To show that these misconceptions are alive and well in 2005, I quote from an article that appeared today (July 25) in
"The Age": To publish - or to e-publish? By Leslie Cannold
The argument seems to start off well, correctly pointing out that:
LC: "The truth is that academics and universities hold most of the cards in the scholarly publishing game. This is not just because they do the research, write the papers and do the unpaid work required to provide quality assurance by reviewing the work of their peers. It is also because their primary objective is not to profit from the distribution of their work, but to have it read and cited by others."
We expect that the article will now go on to point out that, with the advent of the electronic age, reading and citation can now be maximised by self-archiving the text online. But instead we read:
LC: "In the new electronic age... both the organising of and participation in peer reviews may soon become a thing of the past. Instead of relying on the publisher's reputation and peer review as quality indicators, future scholars may depend on electronic citation counts."
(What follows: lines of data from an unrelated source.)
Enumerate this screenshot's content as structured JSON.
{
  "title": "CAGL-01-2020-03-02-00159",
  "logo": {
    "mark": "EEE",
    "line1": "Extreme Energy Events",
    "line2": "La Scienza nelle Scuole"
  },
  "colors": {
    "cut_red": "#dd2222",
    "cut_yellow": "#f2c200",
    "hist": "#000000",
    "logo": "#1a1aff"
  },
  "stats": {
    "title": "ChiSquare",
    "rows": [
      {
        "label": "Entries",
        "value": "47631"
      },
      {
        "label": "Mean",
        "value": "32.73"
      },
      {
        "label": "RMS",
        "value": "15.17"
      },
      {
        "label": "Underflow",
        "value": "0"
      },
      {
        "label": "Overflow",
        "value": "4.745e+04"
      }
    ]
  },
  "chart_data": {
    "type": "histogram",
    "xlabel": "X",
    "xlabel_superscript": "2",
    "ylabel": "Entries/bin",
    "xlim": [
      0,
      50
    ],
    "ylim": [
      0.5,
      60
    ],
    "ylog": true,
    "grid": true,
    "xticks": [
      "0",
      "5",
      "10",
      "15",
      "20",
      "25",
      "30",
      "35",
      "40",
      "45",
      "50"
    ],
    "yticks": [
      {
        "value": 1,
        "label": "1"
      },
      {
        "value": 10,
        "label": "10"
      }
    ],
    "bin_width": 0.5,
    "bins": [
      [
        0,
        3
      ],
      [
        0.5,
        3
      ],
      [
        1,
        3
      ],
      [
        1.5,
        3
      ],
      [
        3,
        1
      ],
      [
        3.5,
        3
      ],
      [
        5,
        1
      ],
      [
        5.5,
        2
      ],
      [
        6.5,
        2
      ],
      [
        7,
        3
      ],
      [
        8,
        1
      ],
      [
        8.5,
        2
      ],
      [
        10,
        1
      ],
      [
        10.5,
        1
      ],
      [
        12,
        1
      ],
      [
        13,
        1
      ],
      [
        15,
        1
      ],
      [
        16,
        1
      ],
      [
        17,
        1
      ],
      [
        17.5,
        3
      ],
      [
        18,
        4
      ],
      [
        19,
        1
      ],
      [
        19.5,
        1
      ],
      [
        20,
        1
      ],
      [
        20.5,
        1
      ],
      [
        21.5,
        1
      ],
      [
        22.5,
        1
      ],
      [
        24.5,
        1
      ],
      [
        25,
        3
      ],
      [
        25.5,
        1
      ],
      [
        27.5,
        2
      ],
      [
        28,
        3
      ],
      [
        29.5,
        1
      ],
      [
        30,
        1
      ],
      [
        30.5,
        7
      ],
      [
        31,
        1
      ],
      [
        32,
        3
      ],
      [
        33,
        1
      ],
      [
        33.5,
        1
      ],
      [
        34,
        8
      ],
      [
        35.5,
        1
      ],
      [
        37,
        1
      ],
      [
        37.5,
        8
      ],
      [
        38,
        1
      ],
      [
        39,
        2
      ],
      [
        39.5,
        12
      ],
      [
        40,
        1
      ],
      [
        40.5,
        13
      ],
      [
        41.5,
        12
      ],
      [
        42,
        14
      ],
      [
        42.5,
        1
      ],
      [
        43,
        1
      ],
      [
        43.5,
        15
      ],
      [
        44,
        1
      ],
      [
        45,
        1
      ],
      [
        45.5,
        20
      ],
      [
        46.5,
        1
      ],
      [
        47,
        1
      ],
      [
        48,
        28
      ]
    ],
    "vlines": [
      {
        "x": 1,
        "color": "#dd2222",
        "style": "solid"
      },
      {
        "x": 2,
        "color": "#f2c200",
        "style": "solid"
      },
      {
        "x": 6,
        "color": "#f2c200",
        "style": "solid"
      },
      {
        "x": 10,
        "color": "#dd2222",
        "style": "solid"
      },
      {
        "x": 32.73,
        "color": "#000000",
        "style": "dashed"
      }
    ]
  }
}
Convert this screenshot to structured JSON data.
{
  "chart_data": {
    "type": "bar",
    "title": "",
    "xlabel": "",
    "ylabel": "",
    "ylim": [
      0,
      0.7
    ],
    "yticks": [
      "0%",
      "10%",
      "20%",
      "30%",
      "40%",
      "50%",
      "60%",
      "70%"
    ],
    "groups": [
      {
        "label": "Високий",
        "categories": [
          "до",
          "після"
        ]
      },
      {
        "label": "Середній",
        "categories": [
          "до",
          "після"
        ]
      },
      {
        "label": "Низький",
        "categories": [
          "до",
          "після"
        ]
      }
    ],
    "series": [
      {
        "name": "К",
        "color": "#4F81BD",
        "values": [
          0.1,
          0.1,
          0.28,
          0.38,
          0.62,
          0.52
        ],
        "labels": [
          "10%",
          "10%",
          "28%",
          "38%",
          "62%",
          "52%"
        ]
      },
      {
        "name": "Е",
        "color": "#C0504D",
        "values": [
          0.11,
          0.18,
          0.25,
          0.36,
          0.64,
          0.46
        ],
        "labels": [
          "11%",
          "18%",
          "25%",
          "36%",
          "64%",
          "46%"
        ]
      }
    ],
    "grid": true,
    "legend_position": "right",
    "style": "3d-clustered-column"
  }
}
So instead of OA to the peer-reviewed articles, we have OA to unrefereed articles and their citation counts. And now comes the coup de grace:
self-publishing, instead of the self-archiving of peer-reviewed publications; and then, somehow, from out of this vanity press plus citations, something like peer-review is somehow meant to emerge anew:
LC: "[E]very university should have its own serial e-press that would be the first place of publication for first-rate work. Perhaps this press would develop into a number of disciplinary-specific, peer-refereed electronic journals."
We have alas already heard all these ungrounded, untested speculations aired before, and they do not improve with repetition. In essence we are asked to assume -- for no earthly reason -- that the path to OA is to renounce journals, self-publish unrefereed papers in our own institutional vanity presses, count the citations, and wait for peer-review to somehow re-evolve out of all this.
That would already be empty, evidence-free (and almost certainly incoherent) speculation even if there were not a concrete, evidence-based and well-tested alternative staring at us as plainly as the noses on our faces: "You wanted OA to peer-reviewed journal articles? Self-archive them! No need to tamper with either peer review or publication. And self-archiving is not self-publishing: it is just access-provision -- to one's own published articles."
Stevan Harnad
Harnad, S. (1998) The invisible hand of peer review.
Nature (on-line) and
Exploit Interactive.
http://eprints.ecs.soton.ac.uk/2622/
Harnad, S. (2005) Fast-Forward on the Green Road to Open Access: The Case Against Mixing Up Green and Gold.
Ariadne 43.
http://eprints.ecs.soton.ac.uk/10675/
Harnad, S., Brody, T., Vallieres, F., Carr, L., Hitchcock, S., Yves, G., Charles, O., Stamerjohanns, H. and Hilf, E. (2004) The Access/Impact Problem and the Green and Gold Roads to Open Access.